I just tossed them with salt, pepper, and olive oil, spread them on a sheet tray, and roasted them for about 40 minutes at 400F, stirring occasionally. I did keep the colors separate because red beets are notoriously staining and I wanted to retain the rainbow effect. I was surprised at how easily the dye came off my cutting board and hands, but if you have problems, America’s Test Kitchen recommends using whitening toothpaste to remove stains. I actually was listening to an episode of ATK in which they made beets (and gave that tip) as I was making these, so, thanks guys!
Meanwhile, I made the citrus vinaigrette. Very simple: it’s equal parts olive oil and citrus juices (I used orange, lemon, and lime), shaken together with the zest of all three fruits and some salt and pepper (please zest before cutting and juicing… just trust me).
The roasted beets came out of the oven softened but not squishy, browned on the edges, and just barely sweet. The citrus vinaigrette was in stark contrast to the beets and prevented the beets from being overwhelmingly earthy. My boyfriend ate a whole bowl and even admitted sort of liking them! It was a lovely appetizer for a fancy date night- and very healthy too! The vinaigrette provided plenty of vitamin C and some unsaturated fat, and the beets are full of fiber, vitamin C, iron, and antioxidants (those vibrant colors have to come from somewhere!).

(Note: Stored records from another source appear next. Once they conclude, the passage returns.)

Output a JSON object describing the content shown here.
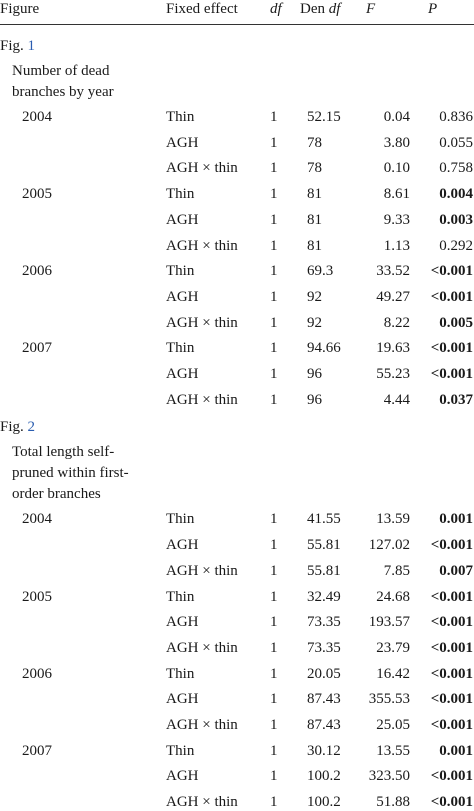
{
  "header": {
    "figure": "Figure",
    "fixed_effect": "Fixed effect",
    "df": "df",
    "den_df_prefix": "Den ",
    "den_df_italic": "df",
    "f": "F",
    "p": "P"
  },
  "sections": [
    {
      "fig_prefix": "Fig. ",
      "fig_num": "1",
      "title_lines": [
        "Number of dead",
        "branches by year"
      ],
      "years": [
        {
          "year": "2004",
          "rows": [
            {
              "effect": "Thin",
              "df": "1",
              "den": "52.15",
              "f": "0.04",
              "p": "0.836",
              "bold": false
            },
            {
              "effect": "AGH",
              "df": "1",
              "den": "78",
              "f": "3.80",
              "p": "0.055",
              "bold": false
            },
            {
              "effect": "AGH × thin",
              "df": "1",
              "den": "78",
              "f": "0.10",
              "p": "0.758",
              "bold": false
            }
          ]
        },
        {
          "year": "2005",
          "rows": [
            {
              "effect": "Thin",
              "df": "1",
              "den": "81",
              "f": "8.61",
              "p": "0.004",
              "bold": true
            },
            {
              "effect": "AGH",
              "df": "1",
              "den": "81",
              "f": "9.33",
              "p": "0.003",
              "bold": true
            },
            {
              "effect": "AGH × thin",
              "df": "1",
              "den": "81",
              "f": "1.13",
              "p": "0.292",
              "bold": false
            }
          ]
        },
        {
          "year": "2006",
          "rows": [
            {
              "effect": "Thin",
              "df": "1",
              "den": "69.3",
              "f": "33.52",
              "p": "<0.001",
              "bold": true
            },
            {
              "effect": "AGH",
              "df": "1",
              "den": "92",
              "f": "49.27",
              "p": "<0.001",
              "bold": true
            },
            {
              "effect": "AGH × thin",
              "df": "1",
              "den": "92",
              "f": "8.22",
              "p": "0.005",
              "bold": true
            }
          ]
        },
        {
          "year": "2007",
          "rows": [
            {
              "effect": "Thin",
              "df": "1",
              "den": "94.66",
              "f": "19.63",
              "p": "<0.001",
              "bold": true
            },
            {
              "effect": "AGH",
              "df": "1",
              "den": "96",
              "f": "55.23",
              "p": "<0.001",
              "bold": true
            },
            {
              "effect": "AGH × thin",
              "df": "1",
              "den": "96",
              "f": "4.44",
              "p": "0.037",
              "bold": true
            }
          ]
        }
      ]
    },
    {
      "fig_prefix": "Fig. ",
      "fig_num": "2",
      "title_lines": [
        "Total length self-",
        "pruned within first-",
        "order branches"
      ],
      "years": [
        {
          "year": "2004",
          "rows": [
            {
              "effect": "Thin",
              "df": "1",
              "den": "41.55",
              "f": "13.59",
              "p": "0.001",
              "bold": true
            },
            {
              "effect": "AGH",
              "df": "1",
              "den": "55.81",
              "f": "127.02",
              "p": "<0.001",
              "bold": true
            },
            {
              "effect": "AGH × thin",
              "df": "1",
              "den": "55.81",
              "f": "7.85",
              "p": "0.007",
              "bold": true
            }
          ]
        },
        {
          "year": "2005",
          "rows": [
            {
              "effect": "Thin",
              "df": "1",
              "den": "32.49",
              "f": "24.68",
              "p": "<0.001",
              "bold": true
            },
            {
              "effect": "AGH",
              "df": "1",
              "den": "73.35",
              "f": "193.57",
              "p": "<0.001",
              "bold": true
            },
            {
              "effect": "AGH × thin",
              "df": "1",
              "den": "73.35",
              "f": "23.79",
              "p": "<0.001",
              "bold": true
            }
          ]
        },
        {
          "year": "2006",
          "rows": [
            {
              "effect": "Thin",
              "df": "1",
              "den": "20.05",
              "f": "16.42",
              "p": "<0.001",
              "bold": true
            },
            {
              "effect": "AGH",
              "df": "1",
              "den": "87.43",
              "f": "355.53",
              "p": "<0.001",
              "bold": true
            },
            {
              "effect": "AGH × thin",
              "df": "1",
              "den": "87.43",
              "f": "25.05",
              "p": "<0.001",
              "bold": true
            }
          ]
        },
        {
          "year": "2007",
          "rows": [
            {
              "effect": "Thin",
              "df": "1",
              "den": "30.12",
              "f": "13.55",
              "p": "0.001",
              "bold": true
            },
            {
              "effect": "AGH",
              "df": "1",
              "den": "100.2",
              "f": "323.50",
              "p": "<0.001",
              "bold": true
            },
            {
              "effect": "AGH × thin",
              "df": "1",
              "den": "100.2",
              "f": "51.88",
              "p": "<0.001",
              "bold": true
            }
          ]
        }
      ]
    }
  ],
  "colors": {
    "text": "#1a1a1a",
    "link": "#2a5db0",
    "rule": "#333333"
  }
}
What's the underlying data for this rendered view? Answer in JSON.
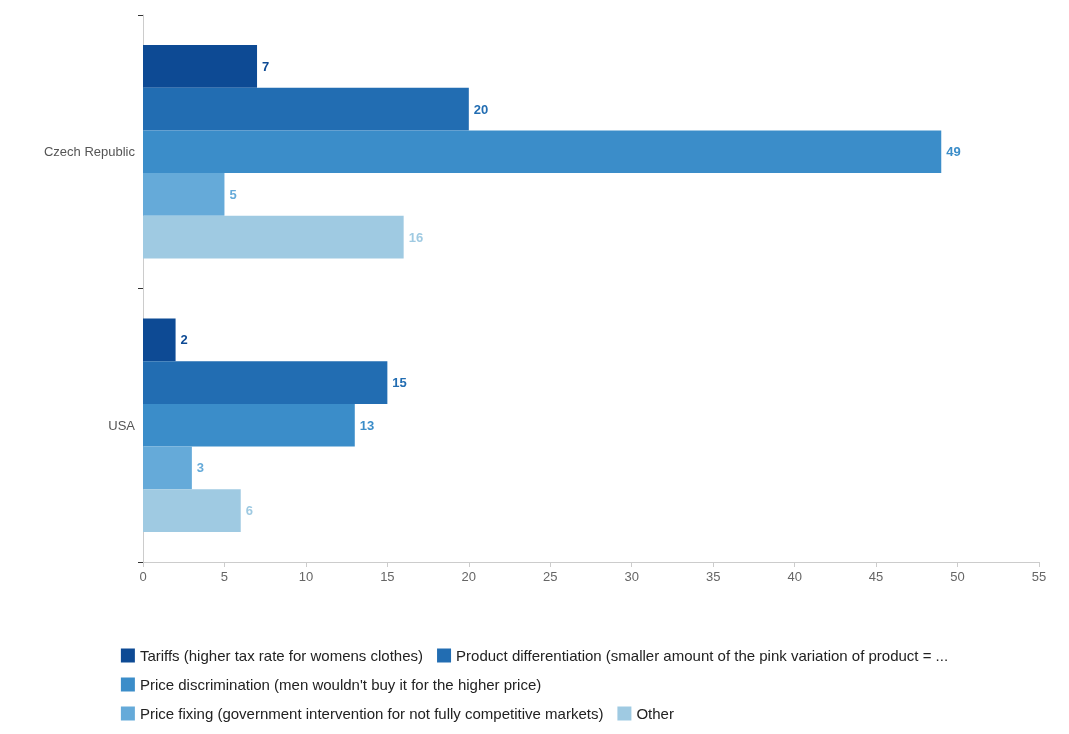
{
  "chart_data": {
    "type": "bar",
    "orientation": "horizontal",
    "categories": [
      "Czech Republic",
      "USA"
    ],
    "series": [
      {
        "name": "Tariffs (higher tax rate for womens clothes)",
        "color": "#0d4a94",
        "values": [
          7,
          2
        ]
      },
      {
        "name": "Product differentiation (smaller amount of the pink variation of product = ...",
        "color": "#226db2",
        "values": [
          20,
          15
        ]
      },
      {
        "name": "Price discrimination (men wouldn't buy it for the higher price)",
        "color": "#3b8dc9",
        "values": [
          49,
          13
        ]
      },
      {
        "name": "Price fixing (government intervention for not fully competitive markets)",
        "color": "#65aad9",
        "values": [
          5,
          3
        ]
      },
      {
        "name": "Other",
        "color": "#9fcae2",
        "values": [
          16,
          6
        ]
      }
    ],
    "xlim": [
      0,
      55
    ],
    "xticks": [
      0,
      5,
      10,
      15,
      20,
      25,
      30,
      35,
      40,
      45,
      50,
      55
    ],
    "data_labels": true,
    "grid": false,
    "legend": "bottom"
  }
}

So if you are a former beet-hater like me, give these a try!
- 1 pound beets of any color
- 4 Tbsp olive oil
- Salt and Pepper
- 1/2 cup olive oil
- Zest of 2-3 citrus fruits
- Juice of 2-3 citrus fruits
- Salt and pepper
- Preheat oven to 400F. Peel and cube the beets.
- Spread beets on a sheet pan covered in foil and toss with oil, salt, and pepper.
- Roast for 30-40 minutes, stirring occasionally.
- Combine all vinaigrette ingredients in a shaker and shake to combine.
- Toss the beets in the vinaigrette and serve with the rest of the vinaigrette on the side.